Erhöhte Strahlung

Experten vermuten Quelle im Ural, kein AKW-Unfall!

Wissenschaft
08.10.2017 12:48

Die in den vergangenen Tagen unter anderem auch in Österreich gemessene leichte Radioaktivität geht nach Expertenansicht auf eine Quelle im südlichen Ural zurück. Die Ursache der erhöhten Messwerte des radioaktiven Ruthenium-106 sei jedoch weiterhin unklar, teilten das deutsche Bundesamt für Strahlenschutz bei München und das deutsche Umweltministerium am Sonntag mit.

Ein Unfall in einem Atomkraftwerk (AKW) könne als Ursache ausgeschlossen werden, da ausschließlich Ruthenium-106 nachgewiesen wurde, hieß es weiter. An verschiedenen Messstellen in Europa waren seit etwa einer Woche leicht erhöhte Werte des Ruthenium-Isotops in der Luft nachgewiesen worden, unter anderem in Deutschland, Österreich und Italien. Nach Berechnungen der Experten wurde das radioaktive Material in der letzten Septemberwoche freigesetzt.

Konzentration laut Experten sehr gering
Die Konzentration des Stoffes ist jedoch sehr gering. So betrage die höchste in Deutschland gemessene Konzentration von Ruthenium in Görlitz etwa fünf Millibecquerel pro Kubikmeter Luft. "Selbst bei konstanter Einatmung über den Zeitraum von einer Woche ergibt sich daraus eine Dosis, die niedriger ist als die, die durch die natürliche Umgebungsstrahlung in einer Stunde aufgenommen wird", hieß es in der Mitteilung.

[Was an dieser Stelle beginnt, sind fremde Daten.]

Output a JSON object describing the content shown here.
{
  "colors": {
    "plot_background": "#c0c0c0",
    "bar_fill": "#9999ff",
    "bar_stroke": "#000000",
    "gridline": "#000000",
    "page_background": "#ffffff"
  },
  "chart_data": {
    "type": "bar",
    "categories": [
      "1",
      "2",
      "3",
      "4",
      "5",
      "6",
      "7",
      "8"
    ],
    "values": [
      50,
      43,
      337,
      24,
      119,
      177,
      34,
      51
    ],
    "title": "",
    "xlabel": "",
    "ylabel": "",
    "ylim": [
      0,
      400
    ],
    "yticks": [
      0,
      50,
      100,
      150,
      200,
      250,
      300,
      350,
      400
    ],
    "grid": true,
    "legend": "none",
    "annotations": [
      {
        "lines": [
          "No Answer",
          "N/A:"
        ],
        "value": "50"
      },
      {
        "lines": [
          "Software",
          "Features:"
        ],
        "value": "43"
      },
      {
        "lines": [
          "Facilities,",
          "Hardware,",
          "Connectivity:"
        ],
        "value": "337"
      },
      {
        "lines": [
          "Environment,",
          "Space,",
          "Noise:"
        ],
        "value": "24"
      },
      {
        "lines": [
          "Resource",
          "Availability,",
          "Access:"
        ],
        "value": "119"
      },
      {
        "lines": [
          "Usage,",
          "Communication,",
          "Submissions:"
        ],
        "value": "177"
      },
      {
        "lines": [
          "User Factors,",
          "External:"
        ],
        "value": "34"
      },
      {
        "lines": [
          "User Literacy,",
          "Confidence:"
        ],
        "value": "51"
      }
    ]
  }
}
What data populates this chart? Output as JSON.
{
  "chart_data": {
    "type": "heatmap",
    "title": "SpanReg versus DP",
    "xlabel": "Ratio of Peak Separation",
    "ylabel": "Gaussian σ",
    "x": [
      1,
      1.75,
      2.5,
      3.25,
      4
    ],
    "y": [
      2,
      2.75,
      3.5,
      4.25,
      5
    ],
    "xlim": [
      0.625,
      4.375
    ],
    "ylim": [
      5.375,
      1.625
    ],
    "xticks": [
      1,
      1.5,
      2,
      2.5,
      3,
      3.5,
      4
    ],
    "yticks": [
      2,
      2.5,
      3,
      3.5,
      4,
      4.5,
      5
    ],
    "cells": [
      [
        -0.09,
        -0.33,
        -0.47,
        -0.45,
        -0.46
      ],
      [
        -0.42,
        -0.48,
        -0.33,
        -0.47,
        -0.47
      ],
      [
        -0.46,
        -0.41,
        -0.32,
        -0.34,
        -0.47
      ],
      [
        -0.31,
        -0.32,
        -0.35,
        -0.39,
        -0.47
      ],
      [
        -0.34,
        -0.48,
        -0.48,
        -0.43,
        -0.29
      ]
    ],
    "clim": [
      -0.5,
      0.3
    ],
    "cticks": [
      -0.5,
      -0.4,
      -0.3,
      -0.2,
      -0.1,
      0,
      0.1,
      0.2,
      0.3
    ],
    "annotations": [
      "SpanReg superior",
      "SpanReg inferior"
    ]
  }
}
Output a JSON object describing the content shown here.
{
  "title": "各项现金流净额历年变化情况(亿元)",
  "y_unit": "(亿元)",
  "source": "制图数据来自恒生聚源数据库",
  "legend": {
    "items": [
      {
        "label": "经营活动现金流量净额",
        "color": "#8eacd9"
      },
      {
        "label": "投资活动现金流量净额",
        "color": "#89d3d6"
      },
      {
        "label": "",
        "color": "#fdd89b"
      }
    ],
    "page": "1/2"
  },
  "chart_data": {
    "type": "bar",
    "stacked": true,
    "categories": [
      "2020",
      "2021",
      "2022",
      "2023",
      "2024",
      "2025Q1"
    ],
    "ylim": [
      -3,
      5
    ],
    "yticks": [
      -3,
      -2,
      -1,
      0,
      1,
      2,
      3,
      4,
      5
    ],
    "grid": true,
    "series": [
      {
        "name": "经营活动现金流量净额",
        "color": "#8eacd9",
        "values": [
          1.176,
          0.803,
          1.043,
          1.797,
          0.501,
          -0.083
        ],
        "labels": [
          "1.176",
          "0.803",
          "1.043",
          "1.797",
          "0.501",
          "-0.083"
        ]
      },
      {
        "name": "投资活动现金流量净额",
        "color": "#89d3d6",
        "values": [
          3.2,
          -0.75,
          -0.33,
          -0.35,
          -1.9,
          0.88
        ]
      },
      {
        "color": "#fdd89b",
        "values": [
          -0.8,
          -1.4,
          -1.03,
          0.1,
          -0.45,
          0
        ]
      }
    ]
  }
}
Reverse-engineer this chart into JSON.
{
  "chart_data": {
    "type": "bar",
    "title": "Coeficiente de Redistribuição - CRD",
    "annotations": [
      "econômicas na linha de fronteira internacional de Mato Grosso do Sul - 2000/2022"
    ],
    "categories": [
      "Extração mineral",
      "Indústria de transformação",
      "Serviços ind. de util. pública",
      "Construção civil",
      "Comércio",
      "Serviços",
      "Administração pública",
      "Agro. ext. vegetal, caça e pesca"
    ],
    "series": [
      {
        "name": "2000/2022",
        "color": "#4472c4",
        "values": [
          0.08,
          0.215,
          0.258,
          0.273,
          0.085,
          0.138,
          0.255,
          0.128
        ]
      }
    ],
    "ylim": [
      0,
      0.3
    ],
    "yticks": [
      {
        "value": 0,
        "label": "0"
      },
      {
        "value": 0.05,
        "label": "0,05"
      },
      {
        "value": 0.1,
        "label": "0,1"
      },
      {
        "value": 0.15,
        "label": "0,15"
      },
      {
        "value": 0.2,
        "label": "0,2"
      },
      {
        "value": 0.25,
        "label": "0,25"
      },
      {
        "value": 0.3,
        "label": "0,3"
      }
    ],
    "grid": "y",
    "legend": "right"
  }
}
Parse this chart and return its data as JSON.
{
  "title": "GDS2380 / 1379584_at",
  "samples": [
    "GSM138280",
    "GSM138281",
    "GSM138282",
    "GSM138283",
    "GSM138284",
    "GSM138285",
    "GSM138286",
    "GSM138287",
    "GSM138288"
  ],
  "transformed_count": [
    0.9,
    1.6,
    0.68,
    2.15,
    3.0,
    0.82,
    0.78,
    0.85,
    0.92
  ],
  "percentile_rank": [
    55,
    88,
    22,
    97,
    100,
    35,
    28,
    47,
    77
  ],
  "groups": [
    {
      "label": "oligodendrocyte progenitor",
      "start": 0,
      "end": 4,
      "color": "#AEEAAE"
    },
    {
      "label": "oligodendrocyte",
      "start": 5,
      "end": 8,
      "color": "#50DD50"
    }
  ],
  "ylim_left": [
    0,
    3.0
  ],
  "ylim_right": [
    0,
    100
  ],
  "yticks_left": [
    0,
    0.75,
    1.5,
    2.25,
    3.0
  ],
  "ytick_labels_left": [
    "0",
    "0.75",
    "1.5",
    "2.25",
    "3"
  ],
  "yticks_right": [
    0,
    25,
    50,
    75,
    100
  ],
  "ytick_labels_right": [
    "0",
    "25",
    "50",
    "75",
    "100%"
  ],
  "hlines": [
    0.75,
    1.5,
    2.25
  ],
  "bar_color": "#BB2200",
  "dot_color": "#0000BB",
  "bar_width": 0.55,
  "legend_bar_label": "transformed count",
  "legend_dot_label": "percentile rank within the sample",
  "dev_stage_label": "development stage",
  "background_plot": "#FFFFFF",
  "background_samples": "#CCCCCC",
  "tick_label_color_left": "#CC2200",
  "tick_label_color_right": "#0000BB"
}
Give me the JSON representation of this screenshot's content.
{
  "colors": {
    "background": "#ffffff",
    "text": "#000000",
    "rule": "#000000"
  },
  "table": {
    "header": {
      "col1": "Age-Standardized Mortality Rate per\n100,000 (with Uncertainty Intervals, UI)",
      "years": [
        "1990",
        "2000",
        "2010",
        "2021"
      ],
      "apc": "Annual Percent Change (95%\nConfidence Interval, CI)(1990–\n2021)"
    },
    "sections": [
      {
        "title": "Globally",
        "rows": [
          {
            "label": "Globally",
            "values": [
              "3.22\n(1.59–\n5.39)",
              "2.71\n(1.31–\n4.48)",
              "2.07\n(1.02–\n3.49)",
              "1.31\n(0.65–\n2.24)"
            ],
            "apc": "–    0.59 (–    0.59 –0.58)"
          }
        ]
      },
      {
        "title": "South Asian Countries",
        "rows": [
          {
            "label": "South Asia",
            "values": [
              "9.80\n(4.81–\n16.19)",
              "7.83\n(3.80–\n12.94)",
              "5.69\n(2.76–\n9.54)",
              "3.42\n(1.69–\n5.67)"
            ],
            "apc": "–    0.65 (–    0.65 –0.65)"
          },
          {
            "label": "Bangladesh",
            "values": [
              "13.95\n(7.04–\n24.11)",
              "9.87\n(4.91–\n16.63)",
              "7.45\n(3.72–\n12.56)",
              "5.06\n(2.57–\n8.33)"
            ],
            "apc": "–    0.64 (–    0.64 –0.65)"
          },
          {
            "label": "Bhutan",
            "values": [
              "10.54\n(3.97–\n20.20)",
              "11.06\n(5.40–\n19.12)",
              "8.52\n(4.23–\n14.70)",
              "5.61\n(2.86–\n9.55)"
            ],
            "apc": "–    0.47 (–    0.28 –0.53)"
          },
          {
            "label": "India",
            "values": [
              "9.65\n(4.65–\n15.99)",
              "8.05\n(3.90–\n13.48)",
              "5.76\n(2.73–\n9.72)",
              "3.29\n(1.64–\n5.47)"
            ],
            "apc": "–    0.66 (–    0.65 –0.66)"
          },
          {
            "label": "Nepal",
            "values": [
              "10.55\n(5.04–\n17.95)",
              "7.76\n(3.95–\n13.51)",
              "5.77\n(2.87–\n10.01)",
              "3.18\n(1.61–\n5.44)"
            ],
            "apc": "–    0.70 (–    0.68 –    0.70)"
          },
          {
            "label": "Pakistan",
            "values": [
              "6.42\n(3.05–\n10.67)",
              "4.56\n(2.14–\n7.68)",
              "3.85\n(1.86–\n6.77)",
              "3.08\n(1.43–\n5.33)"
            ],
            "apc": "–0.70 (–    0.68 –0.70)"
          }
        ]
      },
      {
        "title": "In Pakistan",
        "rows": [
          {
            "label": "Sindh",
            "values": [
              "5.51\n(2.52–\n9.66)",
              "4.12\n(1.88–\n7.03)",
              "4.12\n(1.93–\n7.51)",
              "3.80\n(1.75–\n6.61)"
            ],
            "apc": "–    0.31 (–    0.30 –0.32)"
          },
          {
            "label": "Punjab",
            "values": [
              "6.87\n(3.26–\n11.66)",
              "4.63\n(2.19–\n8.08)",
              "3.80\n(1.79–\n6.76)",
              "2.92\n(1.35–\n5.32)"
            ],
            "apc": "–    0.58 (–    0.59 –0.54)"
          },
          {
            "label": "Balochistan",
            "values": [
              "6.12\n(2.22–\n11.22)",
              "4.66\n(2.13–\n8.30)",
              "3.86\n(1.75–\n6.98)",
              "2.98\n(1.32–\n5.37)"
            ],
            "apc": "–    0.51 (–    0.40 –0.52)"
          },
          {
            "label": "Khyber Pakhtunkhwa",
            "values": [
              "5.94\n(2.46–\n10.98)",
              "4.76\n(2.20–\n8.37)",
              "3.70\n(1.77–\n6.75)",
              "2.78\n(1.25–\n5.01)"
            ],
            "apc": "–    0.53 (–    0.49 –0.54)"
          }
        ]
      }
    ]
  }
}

Auch das österreichische Umweltministerium hatte zuletzt Auswirkungen auf Bevölkerung und Umwelt ausgeschlossen. Die vergangene Woche hierzulande gemessene Menge des radioaktiven Stoffes ist demnach gering: 1 radioaktiver Zerfall pro 1000 Kubikmeter Luft. Zum Vergleich: Nach der Tschernobyl-Katastrophe (Bild unten) wurden in unserer Region 131 radioaktive Zerfälle Jod-131 pro Kubikmeter Luft gemessen, also um 100.000-mal mehr ...

Messung der Strahlung in Tschernobyl (Bild: APA/Helmut Fohringer)
Messung der Strahlung in Tschernobyl

Isotop wird auch in der Krebstherapie eingesetzt
"Ruthenium-106 ist ein radioaktiver Stoff, der auch als Strahlenquelle für die Krebstherapie zur Behandlung von Tumoren am Auge eingesetzt wird", so Anti-Atom-Experte Reinhard Uhrig von Global 2000 im Gespräch mit der "Krone" - zudem wird Ruthenium-106 in der Stromversorgung von Satelliten eingesetzt.